Re: XMLLiteral handling in RDFa in HTML from Sam Ruby on 2009-05-27 (public-html@w3.org from May 2009)

From: Sam Ruby <rubys@intertwingly.net>
Date: Wed, 27 May 2009 09:52:59 -0400
To: Shelley Powers <shelley.just@gmail.com>
CC: Manu Sporny <msporny@digitalbazaar.com>, Toby Inkster <tai@g5n.co.uk>, RDFa mailing list <public-rdf-in-xhtml-tf@w3.org>, HTMLWG WG <public-html@w3.org>
Message-ID: <4A1D45BB.7020801@intertwingly.net>
Shelley Powers wrote:
> 
>     It is worse than that.  If you consider only the set of valid, and
>     well-formed XHTML 1.1 documents, it is the case that parsing all such
>     documents as text/html will produce a DOM, but it is not the case that
>     all such DOMs will be identical to the ones produced if the same sources
>     were parsed as application/xhtml+xml.
> 
>     More info: http://wiki.whatwg.org/wiki/HTML_vs._XHTML
> 
>     Most of the differences deal with things like titles, textarea, scripts,
>     and style elements.  Also, <![CDATA[...]]> ends up being treated as a
>     comment in HTML.
> 
>     The first observation is that even the Microdata proposal in the current
>     HTML 5 specification doesn't meet the criteria specified above(*), as
>     titles which contain the strings "&amp;" or "&lt;" will produce
>     different triples when those documents are parsed as text/html vs
>     application/xhtml+xml.
> 
>     As an aside: for purposes of this discussion, I suggest adopting the
>     approach of identifying content based on the MIME type.  My weblog, for
>     example, is only XHTML when served to browsers that support
>     application/xhtml+xml.  For all other browsers (e.g. Lynx, IE8), it is
>     simply HTML.  I also suggest dropping version numbers when referring to
>     HTML or XHTML.
> 
> I don't think we can drop references to HTML5, as the work is still 
> ongoing and we can't be sure what impact future efforts on the document 
> will have on RDFa. To repeat again, property came close to being 
> redefined, and that would have had seriously negative impacts on RDFa, 
> regardless of whether you used the XHTML or HTML version.

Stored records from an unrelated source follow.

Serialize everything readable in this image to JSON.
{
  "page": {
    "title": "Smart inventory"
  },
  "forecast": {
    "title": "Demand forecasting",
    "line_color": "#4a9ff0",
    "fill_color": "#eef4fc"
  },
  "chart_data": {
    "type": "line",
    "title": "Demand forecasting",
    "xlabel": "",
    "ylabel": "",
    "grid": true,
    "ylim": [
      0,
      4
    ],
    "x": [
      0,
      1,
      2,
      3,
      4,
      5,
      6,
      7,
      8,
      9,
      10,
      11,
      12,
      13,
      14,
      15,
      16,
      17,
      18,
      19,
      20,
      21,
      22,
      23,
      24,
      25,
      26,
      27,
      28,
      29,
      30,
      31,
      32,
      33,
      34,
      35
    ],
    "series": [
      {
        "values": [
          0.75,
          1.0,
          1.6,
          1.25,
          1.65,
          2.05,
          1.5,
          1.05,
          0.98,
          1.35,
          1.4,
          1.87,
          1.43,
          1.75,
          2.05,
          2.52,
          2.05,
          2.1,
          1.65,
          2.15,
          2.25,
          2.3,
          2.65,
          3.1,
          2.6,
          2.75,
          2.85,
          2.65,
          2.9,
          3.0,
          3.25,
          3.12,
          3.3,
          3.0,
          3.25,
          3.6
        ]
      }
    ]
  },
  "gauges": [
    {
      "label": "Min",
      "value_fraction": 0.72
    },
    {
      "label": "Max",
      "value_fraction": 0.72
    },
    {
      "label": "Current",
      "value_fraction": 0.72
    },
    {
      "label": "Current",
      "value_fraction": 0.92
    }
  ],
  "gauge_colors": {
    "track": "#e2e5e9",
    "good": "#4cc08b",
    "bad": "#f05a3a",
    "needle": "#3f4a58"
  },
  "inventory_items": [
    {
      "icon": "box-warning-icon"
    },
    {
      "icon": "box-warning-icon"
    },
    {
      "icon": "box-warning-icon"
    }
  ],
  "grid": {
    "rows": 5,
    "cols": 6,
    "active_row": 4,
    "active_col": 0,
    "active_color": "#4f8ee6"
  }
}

Apologies if I was unclear.  Some seem to have a notion that syntaxes 
can be different depending on what the enclosing format is.  I'm not 
convinced that that is a good idea when it comes to XHTML vs HTML.  I'm 
totally convinced that that is a bad idea when it comes to HTML4 vs HTML5.

I believe that the rules for RDFa in HTML should be the same for 
documents with the HTML5 doctype as they are for the HTML4 doctype.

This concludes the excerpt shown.